UN: Sexual violence integral tactic of terror
UNITED NATIONS (AP) — Just as the international community has made some inroads combating sexual violence as a weapon of war, extremists are adopting the age-old tactic as a tool of terror.
Speaking Thursday at a Security Council session on sexual violence in conflict, U.N. Secretary-General Ban Ki-moon pointed to the recent conviction of Democratic Republic of Congo politician Pierre Bemba Gombo by the International Criminal Court as the “latest sign that the era of impunity for sexual violence as a tool of war is over.”
But he acknowledged much more remained to be done.
“One extremely disturbing aspect is the use of sexual violence as a tactic of terrorism. Daesh, Boko Haram and other extremist groups are using sexual violence as a means of attracting and retaining fighters, and to generate revenue,” he said, using another name for the Islamic State group.
Ban’s Special Representative on Sexual Violence in Conflict Zainab Bangura told the council that of the 48 parties accused of employing sexual violence in a new U.N. report, 37 were non-state actors, requiring new tools and strategies that go beyond resolutions, treaties and sanctions traditionally used to address the scourge.
“The war of conquest of extremist groups is being fought on and fought over the bodies of women and girls generating millions of dollars of revenue,” Bangura said. “It is the revival of the slave trades in our own time and life.”

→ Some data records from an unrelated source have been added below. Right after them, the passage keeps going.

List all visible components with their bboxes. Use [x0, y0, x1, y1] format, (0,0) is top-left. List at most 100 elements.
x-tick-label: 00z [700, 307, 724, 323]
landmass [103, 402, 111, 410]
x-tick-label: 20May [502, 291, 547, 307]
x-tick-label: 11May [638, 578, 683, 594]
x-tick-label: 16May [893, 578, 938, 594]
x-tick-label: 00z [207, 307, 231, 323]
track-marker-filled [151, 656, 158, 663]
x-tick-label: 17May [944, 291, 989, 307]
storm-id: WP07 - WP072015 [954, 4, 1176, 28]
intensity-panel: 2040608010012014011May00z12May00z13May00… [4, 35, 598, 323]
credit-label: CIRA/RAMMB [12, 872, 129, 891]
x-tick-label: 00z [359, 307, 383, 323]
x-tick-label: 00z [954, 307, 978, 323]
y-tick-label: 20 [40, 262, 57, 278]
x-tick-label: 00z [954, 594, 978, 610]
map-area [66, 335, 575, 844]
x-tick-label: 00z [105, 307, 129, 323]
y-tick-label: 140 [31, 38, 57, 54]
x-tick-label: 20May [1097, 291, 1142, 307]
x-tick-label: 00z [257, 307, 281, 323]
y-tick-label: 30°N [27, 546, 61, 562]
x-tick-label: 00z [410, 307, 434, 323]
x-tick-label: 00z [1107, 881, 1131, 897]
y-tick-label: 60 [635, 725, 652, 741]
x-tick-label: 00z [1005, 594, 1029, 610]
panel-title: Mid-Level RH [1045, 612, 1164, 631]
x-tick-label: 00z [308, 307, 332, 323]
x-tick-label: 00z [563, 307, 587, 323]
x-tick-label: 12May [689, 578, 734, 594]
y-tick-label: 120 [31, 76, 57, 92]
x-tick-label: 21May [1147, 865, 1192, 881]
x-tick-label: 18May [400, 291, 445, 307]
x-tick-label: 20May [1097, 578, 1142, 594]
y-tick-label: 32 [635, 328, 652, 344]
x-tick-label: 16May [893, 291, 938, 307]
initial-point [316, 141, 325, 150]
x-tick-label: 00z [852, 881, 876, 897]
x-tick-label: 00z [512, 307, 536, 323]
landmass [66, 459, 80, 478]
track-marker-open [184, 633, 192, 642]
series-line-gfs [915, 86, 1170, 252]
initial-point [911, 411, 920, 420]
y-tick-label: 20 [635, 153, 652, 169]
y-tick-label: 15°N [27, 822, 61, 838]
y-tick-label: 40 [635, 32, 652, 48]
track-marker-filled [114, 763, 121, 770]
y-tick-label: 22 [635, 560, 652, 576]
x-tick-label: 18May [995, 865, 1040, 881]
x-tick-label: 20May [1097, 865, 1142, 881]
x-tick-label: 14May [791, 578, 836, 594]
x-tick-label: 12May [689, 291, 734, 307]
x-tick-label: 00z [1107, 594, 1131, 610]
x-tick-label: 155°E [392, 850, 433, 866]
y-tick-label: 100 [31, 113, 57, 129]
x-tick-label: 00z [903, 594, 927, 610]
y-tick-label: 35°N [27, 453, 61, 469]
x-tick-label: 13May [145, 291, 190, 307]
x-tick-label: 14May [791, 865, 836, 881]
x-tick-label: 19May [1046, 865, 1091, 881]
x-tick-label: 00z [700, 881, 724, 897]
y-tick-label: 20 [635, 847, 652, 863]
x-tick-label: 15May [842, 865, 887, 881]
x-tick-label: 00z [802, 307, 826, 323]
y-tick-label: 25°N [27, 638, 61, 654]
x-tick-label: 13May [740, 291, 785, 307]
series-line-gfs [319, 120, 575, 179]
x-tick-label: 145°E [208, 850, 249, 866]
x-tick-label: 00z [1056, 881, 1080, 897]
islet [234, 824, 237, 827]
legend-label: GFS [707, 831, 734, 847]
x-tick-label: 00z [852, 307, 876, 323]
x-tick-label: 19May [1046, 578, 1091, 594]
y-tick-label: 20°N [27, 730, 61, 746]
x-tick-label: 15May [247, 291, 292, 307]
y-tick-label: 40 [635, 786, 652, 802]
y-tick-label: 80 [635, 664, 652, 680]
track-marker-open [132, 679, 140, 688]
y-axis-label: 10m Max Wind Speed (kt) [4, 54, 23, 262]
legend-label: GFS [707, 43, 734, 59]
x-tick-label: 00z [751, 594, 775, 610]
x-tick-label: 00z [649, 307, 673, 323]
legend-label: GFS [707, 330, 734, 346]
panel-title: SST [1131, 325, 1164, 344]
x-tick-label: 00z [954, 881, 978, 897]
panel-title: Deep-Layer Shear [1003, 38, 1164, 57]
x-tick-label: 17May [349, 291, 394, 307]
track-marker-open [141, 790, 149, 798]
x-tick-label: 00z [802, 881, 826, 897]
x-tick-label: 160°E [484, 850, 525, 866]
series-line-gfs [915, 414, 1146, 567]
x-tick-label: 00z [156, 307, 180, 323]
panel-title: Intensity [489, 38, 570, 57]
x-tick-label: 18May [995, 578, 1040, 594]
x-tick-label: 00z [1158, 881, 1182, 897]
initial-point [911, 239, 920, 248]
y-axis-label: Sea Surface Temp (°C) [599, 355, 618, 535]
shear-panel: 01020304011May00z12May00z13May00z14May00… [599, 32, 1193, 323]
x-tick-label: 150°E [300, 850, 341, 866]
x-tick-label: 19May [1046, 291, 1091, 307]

Ban’s report to the Security Council estimated that the Yazidi people in Iraq paid some $45 million in ransom to the Islamic State group in 2014 alone for the return of their girls and women.
Bangura said social media was another factor facilitating the trade and trafficking of women, who are offered in on-line forums alongside “rifles and rocket propelled grenades.”
“When we think terrorism we think of destruction of property, killing, bombing or hostage taking. But we cannot deplore the public violence of terrorism while ignoring the violence terrorists inflict on women and girls behind closed doors,” she said, adding that, worse yet, when victims are lucky enough to be freed from captivity they are often shunned by their communities.
“Sexual violence is still the only crime that stigmatizes the victim rather than the perpetrator,” Bangura said.
She said efforts to battle sexual violence carried out by non-state actors should focus on draining extremists’ resources and degrading their capacity to communicate, travel and do harm, as well as providing better care to victims.
In his address, Ban also touched on a spate of recent cases where U.N. peacekeepers have been accused of sexual abuse, saying that the organization “will continue our own efforts to ensure that peacekeepers uphold the highest standards of integrity towards the people they serve.”